Güvenilir kaynaklardan edinilen bilgilere göre Türkler, târih sahnesine, yukarıda belirtildiği gibi, Milattan Önce 2.000 yılında çıktılar. Daha eski târihlerden söz edenler de vardır.
Türklerin ana yurdu olarak bildirilen topraklar; günümüzdeki Moğolistan’ın kuzeyinde yer alan ve Ötüken olarak adlandırılan bölgedir.
Atalarımızın Hazer Denizi’nin ve Karadeniz’in kuzeyinden ve güneyinden geçerek Avrupa’nın ortalarına kadar uzayan fetih yürüyüşleri neticesinde Çin Seddi’nden Adriyatik kıyılarına kadar uzanan coğrafyada, bir Türk dünyası oluştu.
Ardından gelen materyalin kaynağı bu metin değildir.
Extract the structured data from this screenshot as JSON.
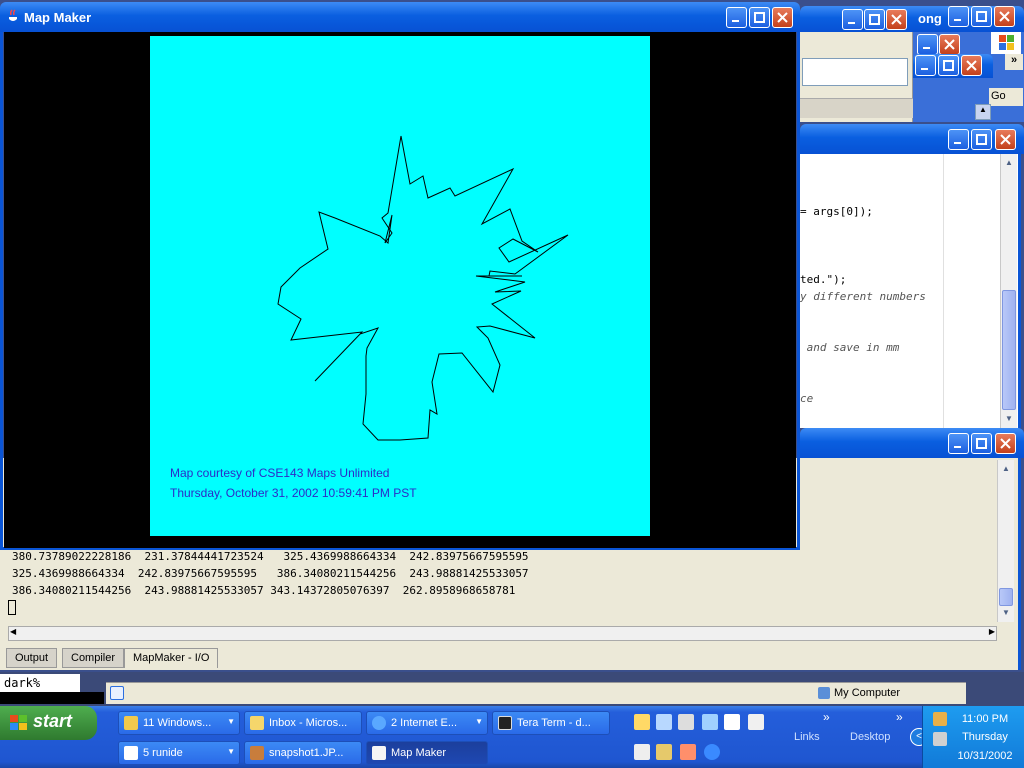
{
  "mapmaker": {
    "title": "Map Maker",
    "credit": "Map courtesy of CSE143 Maps Unlimited",
    "timestamp": "Thursday, October 31, 2002 10:59:41 PM PST",
    "map_bg": "#00ffff"
  },
  "background_windows": {
    "partial_title": "ong",
    "addr_go": "Go",
    "code_lines": [
      {
        "text": "= args[0]);",
        "style": "code"
      },
      {
        "text": "ted.\");",
        "style": "code"
      },
      {
        "text": "y different numbers",
        "style": "comment"
      },
      {
        "text": " and save in mm",
        "style": "comment"
      },
      {
        "text": "ce",
        "style": "comment"
      }
    ]
  },
  "output": {
    "lines": [
      "380.73789022228186  231.37844441723524   325.4369988664334  242.83975667595595",
      "325.4369988664334  242.83975667595595   386.34080211544256  243.98881425533057",
      "386.34080211544256  243.98881425533057 343.14372805076397  262.8958968658781"
    ],
    "tabs": [
      "Output",
      "Compiler",
      "MapMaker - I/O"
    ]
  },
  "console": {
    "prompt": "dark%"
  },
  "statusbar": {
    "zone": "My Computer"
  },
  "taskbar": {
    "start_label": "start",
    "row1": [
      {
        "label": "11 Windows...",
        "icon": "folder-icon",
        "dropdown": true
      },
      {
        "label": "Inbox - Micros...",
        "icon": "outlook-icon",
        "dropdown": false
      },
      {
        "label": "2 Internet E...",
        "icon": "ie-icon",
        "dropdown": true
      },
      {
        "label": "Tera Term - d...",
        "icon": "teraterm-icon",
        "dropdown": false
      }
    ],
    "row2": [
      {
        "label": "5 runide",
        "icon": "window-icon",
        "dropdown": true
      },
      {
        "label": "snapshot1.JP...",
        "icon": "image-icon",
        "dropdown": false
      },
      {
        "label": "Map Maker",
        "icon": "java-icon",
        "dropdown": false
      }
    ],
    "toolbars": [
      "Links",
      "Desktop"
    ],
    "clock": {
      "time": "11:00 PM",
      "day": "Thursday",
      "date": "10/31/2002"
    }
  }
}
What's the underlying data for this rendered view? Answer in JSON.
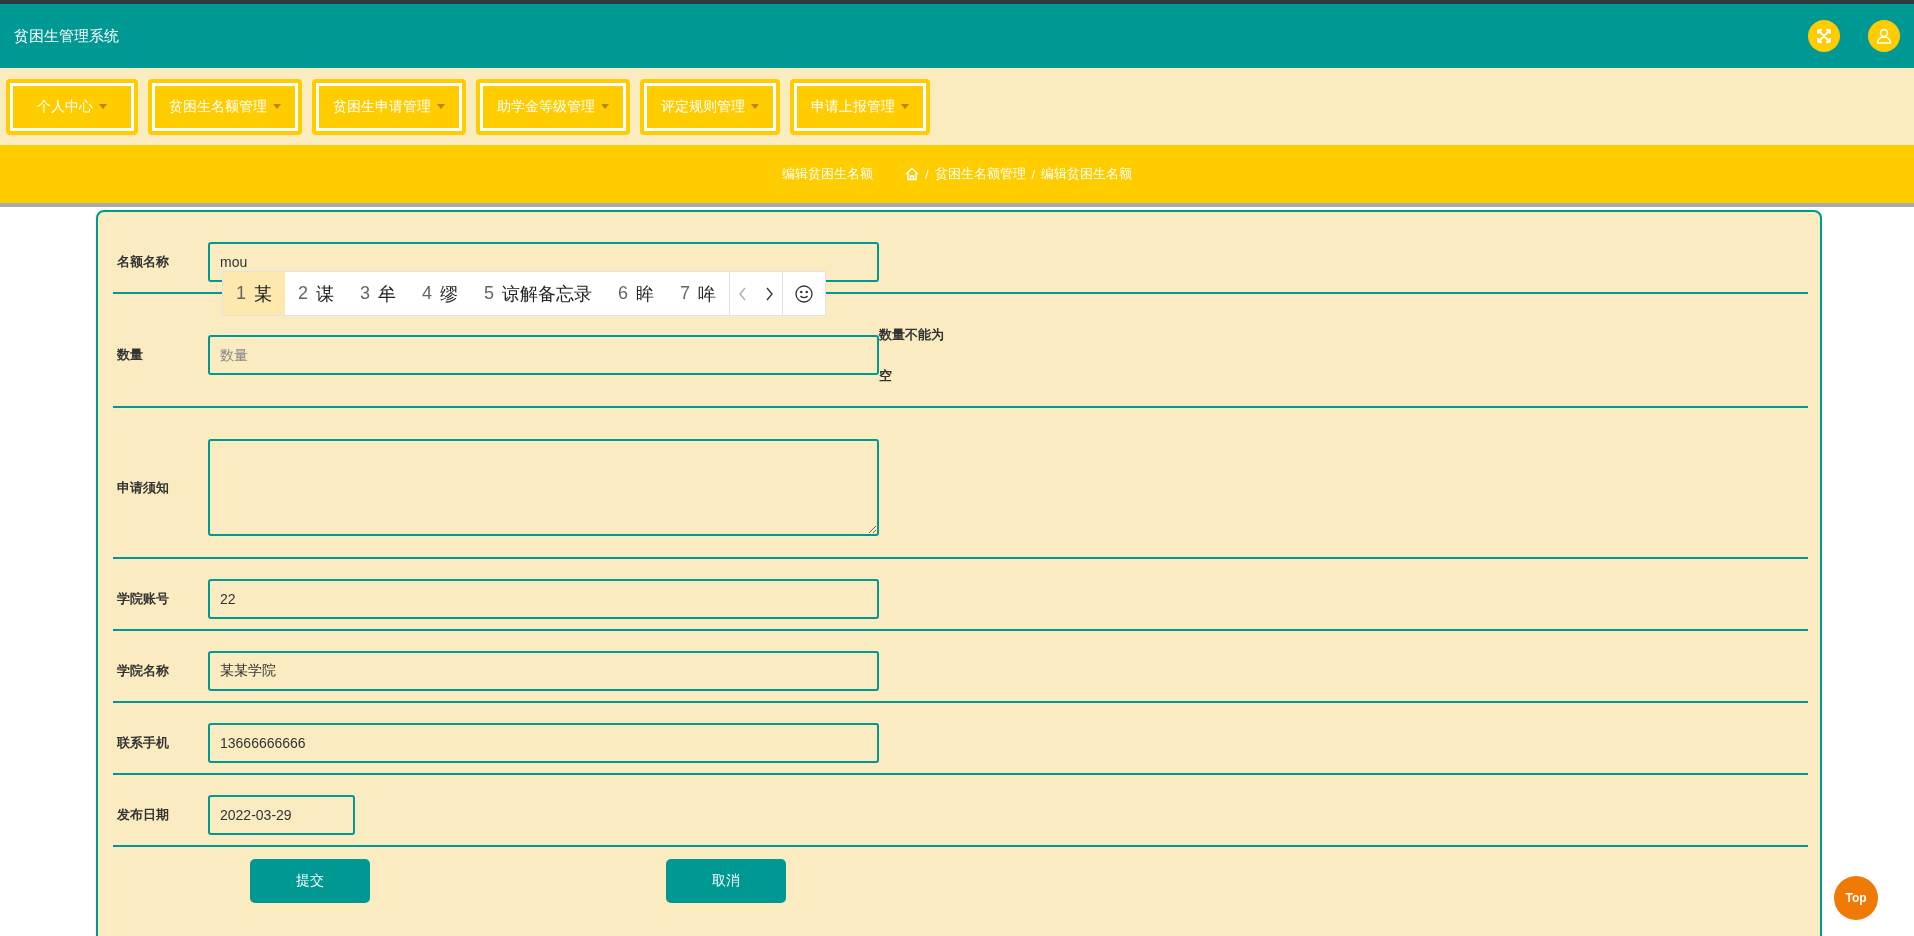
{
  "header": {
    "title": "贫困生管理系统"
  },
  "nav": [
    {
      "label": "个人中心"
    },
    {
      "label": "贫困生名额管理"
    },
    {
      "label": "贫困生申请管理"
    },
    {
      "label": "助学金等级管理"
    },
    {
      "label": "评定规则管理"
    },
    {
      "label": "申请上报管理"
    }
  ],
  "breadcrumb": {
    "page_title": "编辑贫困生名额",
    "separator": "/",
    "trail": [
      "贫困生名额管理",
      "编辑贫困生名额"
    ]
  },
  "form": {
    "fields": [
      {
        "kind": "text",
        "label": "名额名称",
        "value": "mou"
      },
      {
        "kind": "text",
        "label": "数量",
        "placeholder": "数量",
        "error": "数量不能为空"
      },
      {
        "kind": "textarea",
        "label": "申请须知"
      },
      {
        "kind": "text",
        "label": "学院账号",
        "value": "22"
      },
      {
        "kind": "text",
        "label": "学院名称",
        "value": "某某学院"
      },
      {
        "kind": "text",
        "label": "联系手机",
        "value": "13666666666"
      },
      {
        "kind": "date",
        "label": "发布日期",
        "value": "2022-03-29"
      }
    ],
    "buttons": [
      {
        "label": "提交"
      },
      {
        "label": "取消"
      }
    ]
  },
  "ime_candidates": [
    {
      "number": "1",
      "text": "某",
      "selected": true
    },
    {
      "number": "2",
      "text": "谋",
      "selected": false
    },
    {
      "number": "3",
      "text": "牟",
      "selected": false
    },
    {
      "number": "4",
      "text": "缪",
      "selected": false
    },
    {
      "number": "5",
      "text": "谅解备忘录",
      "selected": false
    },
    {
      "number": "6",
      "text": "眸",
      "selected": false
    },
    {
      "number": "7",
      "text": "哞",
      "selected": false
    }
  ],
  "back_to_top": {
    "label": "Top"
  }
}
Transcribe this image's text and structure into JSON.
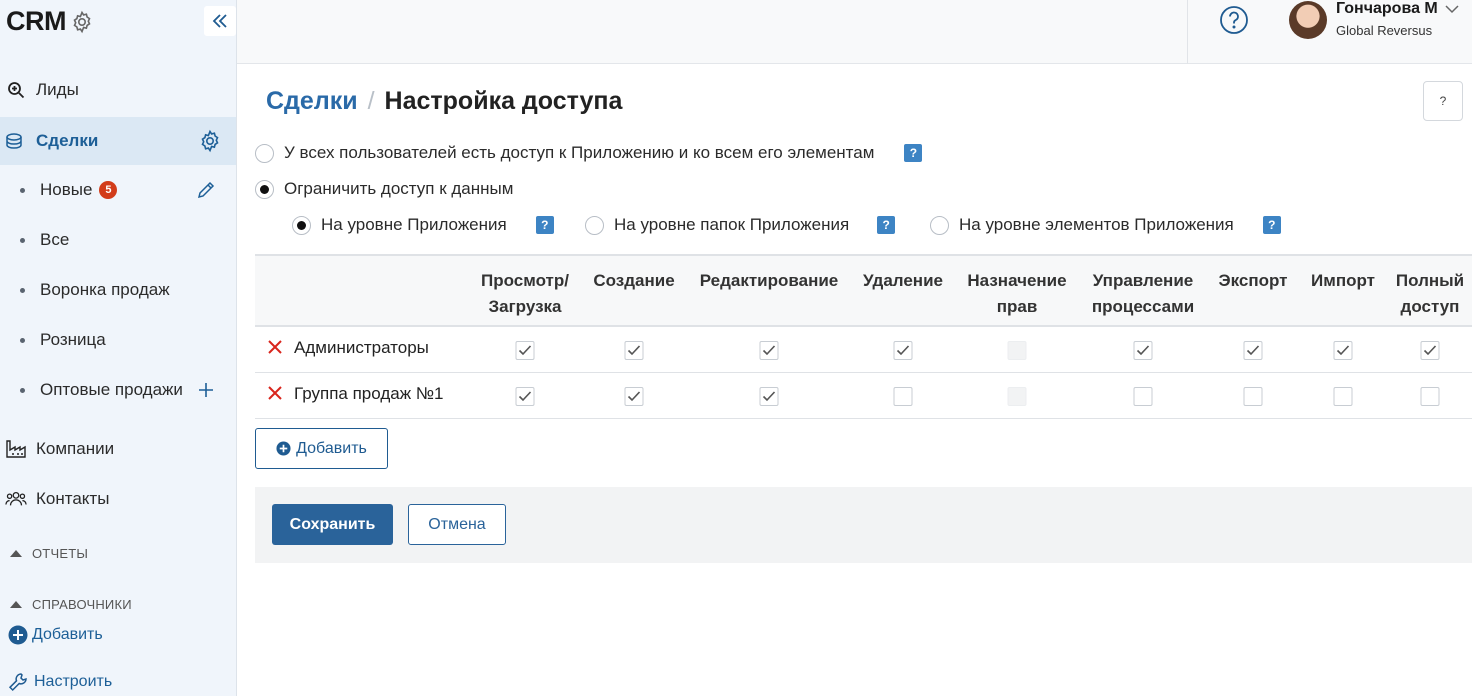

Türk dünyasında, devletlerin kurulmasıyla ‘Türk kültürü’ olarak adlandırılan bir yaşama biçimi meydana geldi. Bu kültürün izlerini belirtilen coğrafyada hâlâ görmek mümkündür. Türkler bu bölgede; bağımsız Türk Cumhuriyetleri, Muhtar Cumhuriyetler, özerk bölgeler ve Türk toplulukları olarak yaşıyorlar. Baskılar sebebiyle Türkçe konuşamıyor olsa bile, Müslümanlıktan başka bir dine mensup olsalar, farklı inanç kültürlerinde yaşasalar bile, tek bir kişi dahi olsa, ‘Ben Türküm’ diyen insanların yaşadığı toprak parçası, Türk yurdudur. Türk yurtlarının oluşturduğu dünyaya ‘Türk Dünyası’ diyoruz.